Neville 'Teddy' McCook, president of the North American, Central American and Caribbean Athletics Association(NACAC), was impressed by Saint Lucia's National Stadium. During a visit to Saint Lucia in September 2008, he said "This is an excellent facility. I see nothing in the region that compares in terms of availability of rooms and the way you can use those rooms. This is an important stadium with available rooms for medical, media, accommodation, that's excellent."

==Amenities and fittings==
The National Stadium contains two spectator stands seating a total of eight thousand (8,000) persons. When handed over in 2002, the stated intention was that two other stands to accommodate a further seven thousand (7,000) persons would be constructed in due course by the Saint Lucian Government. The stadium was also intended to be the centerpiece of a stadium complex that would include accommodation as well as indoor facilities for court sports, meetings and so on.

As described by Donavan Williams, the refurbished facility includes "a warm up facility, two High Jump areas, four Triple Jump and Long Jump runways, two Pole Vault runways, one Discus Throw circle, two Shot Put circles and two Javelin Throw runways." Previously, there had been a warmup area beneath the stands, but this was replaced in the refurbishment. The stadium boasts a regulation football pitch and a 400m all-weather Mondo track.

==St Jude Hospital==
In September 2009, a fire destroyed portions of St Jude Hospital in Vieux Fort, a few miles from the stadium. The Government of Saint Lucia moved the bulk of the hospital's operations to the stadium, where the large, flexible rooms beneath the stands turned out to be ideal for transformation into the main medical facility for the south of the island. In April 2010, Prime Minister Stephenson King said that his government would be rebuilding St Jude on a site close to the stadium.

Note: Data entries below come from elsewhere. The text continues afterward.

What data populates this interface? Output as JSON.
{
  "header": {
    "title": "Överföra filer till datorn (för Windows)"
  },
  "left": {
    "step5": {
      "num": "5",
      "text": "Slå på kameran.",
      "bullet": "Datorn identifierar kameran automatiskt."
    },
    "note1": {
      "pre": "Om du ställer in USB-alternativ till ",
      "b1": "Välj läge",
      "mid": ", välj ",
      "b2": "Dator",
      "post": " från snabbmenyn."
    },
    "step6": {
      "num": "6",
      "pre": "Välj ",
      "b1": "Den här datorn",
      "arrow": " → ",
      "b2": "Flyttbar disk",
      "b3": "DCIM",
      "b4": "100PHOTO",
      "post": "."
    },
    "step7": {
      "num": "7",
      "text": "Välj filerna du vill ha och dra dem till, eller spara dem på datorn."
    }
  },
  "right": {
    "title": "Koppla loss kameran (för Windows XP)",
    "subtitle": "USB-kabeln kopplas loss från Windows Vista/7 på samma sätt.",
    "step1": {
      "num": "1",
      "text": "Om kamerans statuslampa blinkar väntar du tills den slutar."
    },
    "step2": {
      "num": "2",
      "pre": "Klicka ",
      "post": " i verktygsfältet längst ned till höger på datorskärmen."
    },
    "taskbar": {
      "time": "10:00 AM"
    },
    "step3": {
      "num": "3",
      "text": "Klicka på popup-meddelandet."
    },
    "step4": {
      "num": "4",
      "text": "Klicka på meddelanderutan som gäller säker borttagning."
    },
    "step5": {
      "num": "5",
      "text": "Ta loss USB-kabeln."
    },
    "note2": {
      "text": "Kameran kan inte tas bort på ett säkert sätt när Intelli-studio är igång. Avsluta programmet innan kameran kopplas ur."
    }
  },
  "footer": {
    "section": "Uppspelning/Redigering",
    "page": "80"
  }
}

The Ministries of Sports and Health, along with the Saint Lucia Athletics Association and the board of St Jude, agreed that for the duration of the hospital's stay in the stadium, although the facility would not be available for competition, the track and field installations could be used for training. For much of the 2010 season, therefore, athletics meets were held at venues as disparate as the Mindoo Phillip Park in Castries or the mini-stadium in Soufrière.

As of August 2023, the bleachers are in poor condition as well as the roof, which has begun falling off. Instead, the faculty of the various schools have opted to use the sides of the tracks where students sit on cardboard or metal stands.